As mentioned elsewhere, each rscc grammar rule can be considered a type declaration. This information can be used to "shape-check" [1] AST constructors. For example:
if(ast ~ expr{\a + 5})
{
// Obviously shape-checks
ast = `expr{\a - 5};
// Shape-checks but does not necessarily type-check
// (it's really hard, if not impossible, to know at compile time if this will type-check)
ast = `expr{\a(1,2,3)};
}
A more interesting example:
if(a ~ number)
{
// This should also shape-check
ast = `expr{\a - 5};
}
As pointed out by Alex Warth, the best way to think of this example is to consider number a "subshape" of expr. Then, the usual type-checking rules for subtypes apply and this is easy to shape-check.
Given the following definitions of number and expr, the subshaping relationship is clear:
number: /[0-9]+/ expr: number expr: expr "+" expr
Consider instead the following definition:
fullnumber: sign? number expon?
number: /[0-9]+/
sign: "+"
sign: "-"
expon: "e" /[0-9]+/
expr: fullnumber
expr: expr "+" expr
if(a ~ number)
{
// This should still shape-check
ast = `expr{\a - 5};
}
In the above, expr =>* number (expr derives number). So if we consider number a subshape of expr, that implies whenever a =>* b, b <: a.
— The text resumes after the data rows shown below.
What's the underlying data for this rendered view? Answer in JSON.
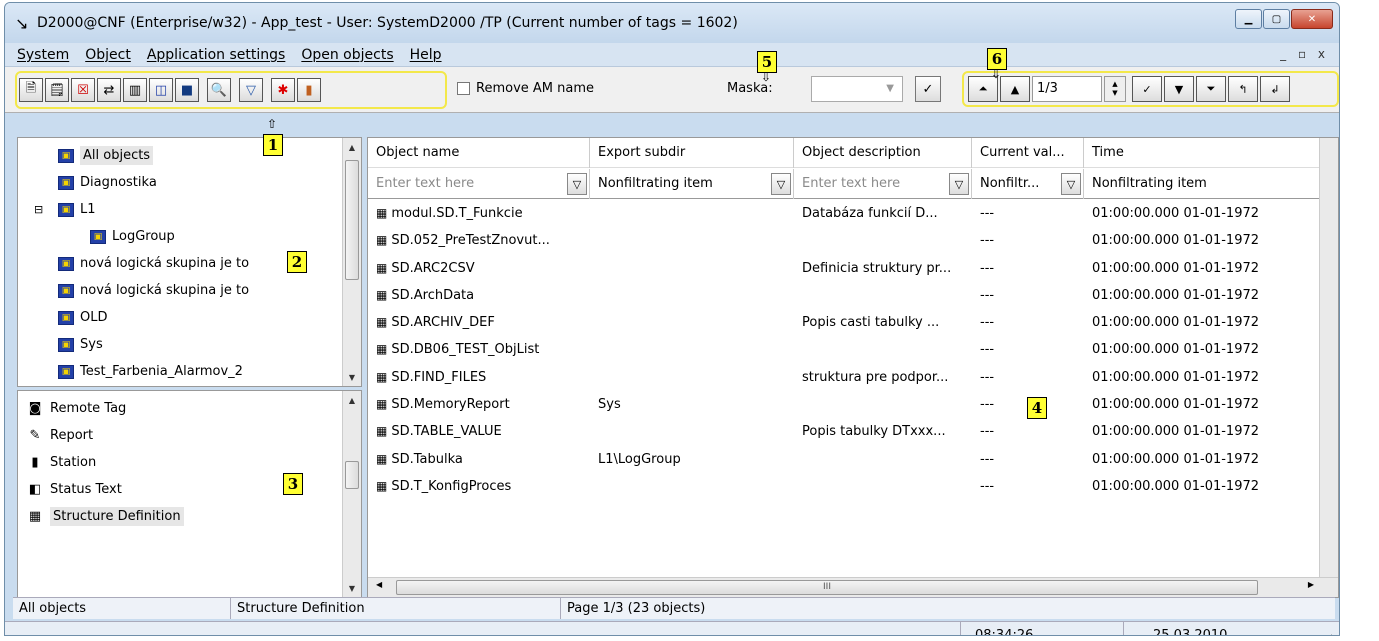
{
  "window": {
    "title": "D2000@CNF (Enterprise/w32) - App_test -  User: SystemD2000 /TP  (Current number of tags =  1602)",
    "controls": [
      "minimize",
      "maximize",
      "close"
    ]
  },
  "menu": {
    "items": [
      "System",
      "Object",
      "Application settings",
      "Open objects",
      "Help"
    ],
    "mdi_controls": "_ ▫ x"
  },
  "toolbar": {
    "buttons": [
      {
        "name": "new-object-button",
        "glyph": "🗎"
      },
      {
        "name": "properties-button",
        "glyph": "🗒"
      },
      {
        "name": "delete-object-button",
        "glyph": "☒"
      },
      {
        "name": "copy-object-button",
        "glyph": "⇄"
      },
      {
        "name": "move-object-button",
        "glyph": "▥"
      },
      {
        "name": "logical-group-button",
        "glyph": "◫"
      },
      {
        "name": "export-button",
        "glyph": "■"
      },
      {
        "name": "find-button",
        "glyph": "🔍"
      },
      {
        "name": "filter-button",
        "glyph": "▽"
      },
      {
        "name": "asterisk-button",
        "glyph": "✱"
      },
      {
        "name": "import-button",
        "glyph": "▮"
      }
    ],
    "remove_am_label": "Remove AM name",
    "maska_label": "Maska:",
    "maska_value": "",
    "page_value": "1/3"
  },
  "badges": [
    "1",
    "2",
    "3",
    "4",
    "5",
    "6"
  ],
  "tree": {
    "items": [
      {
        "label": "All objects",
        "indent": 0
      },
      {
        "label": "Diagnostika",
        "indent": 0
      },
      {
        "label": "L1",
        "indent": 0,
        "expanded": true
      },
      {
        "label": "LogGroup",
        "indent": 1
      },
      {
        "label": "nová logická skupina je to",
        "indent": 0
      },
      {
        "label": "nová logická skupina je to",
        "indent": 0
      },
      {
        "label": "OLD",
        "indent": 0
      },
      {
        "label": "Sys",
        "indent": 0
      },
      {
        "label": "Test_Farbenia_Alarmov_2",
        "indent": 0
      }
    ]
  },
  "types": {
    "items": [
      {
        "label": "Remote Tag",
        "icon": "◙"
      },
      {
        "label": "Report",
        "icon": "✎"
      },
      {
        "label": "Station",
        "icon": "▮"
      },
      {
        "label": "Status Text",
        "icon": "◧"
      },
      {
        "label": "Structure Definition",
        "icon": "▦"
      }
    ]
  },
  "grid": {
    "columns": [
      {
        "label": "Object name"
      },
      {
        "label": "Export subdir"
      },
      {
        "label": "Object description"
      },
      {
        "label": "Current val..."
      },
      {
        "label": "Time"
      }
    ],
    "filters": [
      {
        "text": "Enter text here",
        "placeholder": true
      },
      {
        "text": "Nonfiltrating item",
        "placeholder": false
      },
      {
        "text": "Enter text here",
        "placeholder": true
      },
      {
        "text": "Nonfiltr...",
        "placeholder": false
      },
      {
        "text": "Nonfiltrating item",
        "placeholder": false
      }
    ],
    "rows": [
      [
        "modul.SD.T_Funkcie",
        "",
        "Databáza funkcií D...",
        "---",
        "01:00:00.000 01-01-1972"
      ],
      [
        "SD.052_PreTestZnovut...",
        "",
        "",
        "---",
        "01:00:00.000 01-01-1972"
      ],
      [
        "SD.ARC2CSV",
        "",
        "Definicia struktury pr...",
        "---",
        "01:00:00.000 01-01-1972"
      ],
      [
        "SD.ArchData",
        "",
        "",
        "---",
        "01:00:00.000 01-01-1972"
      ],
      [
        "SD.ARCHIV_DEF",
        "",
        "Popis casti tabulky ...",
        "---",
        "01:00:00.000 01-01-1972"
      ],
      [
        "SD.DB06_TEST_ObjList",
        "",
        "",
        "---",
        "01:00:00.000 01-01-1972"
      ],
      [
        "SD.FIND_FILES",
        "",
        "struktura pre podpor...",
        "---",
        "01:00:00.000 01-01-1972"
      ],
      [
        "SD.MemoryReport",
        "Sys",
        "",
        "---",
        "01:00:00.000 01-01-1972"
      ],
      [
        "SD.TABLE_VALUE",
        "",
        "Popis tabulky DTxxx...",
        "---",
        "01:00:00.000 01-01-1972"
      ],
      [
        "SD.Tabulka",
        "L1\\LogGroup",
        "",
        "---",
        "01:00:00.000 01-01-1972"
      ],
      [
        "SD.T_KonfigProces",
        "",
        "",
        "---",
        "01:00:00.000 01-01-1972"
      ]
    ]
  },
  "status": {
    "group": "All objects",
    "type": "Structure Definition",
    "page": "Page  1/3  (23 objects)",
    "time": "08:34:26",
    "date": "25.03.2010"
  }
}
Consider the parse tree for an integer using the current rscc c grammar:
(expr
(number
(numd
'123)))
This is a lot of data to represent an integer. In fact, the expr and number nodes are redundant since we know that numd <: number <: expr. Therefore, we can store integers as follows and implicitly expand to a number or expr when necessary using the subshaping relationship:
(numd '123)
As a further advantage, AST compression simplifies the following constructor:
if(a ~ numd)
ast = `expr{\a + 5};
// Without compression, (expr (number _)) nodes need to be created to wrap around \a:
ast = (expr (expr
(number
\a))
'+
(expr
(number
(numd 5))))
// With compression, the representation is vastly simplified:
ast = (expr \a '+ (numd 5))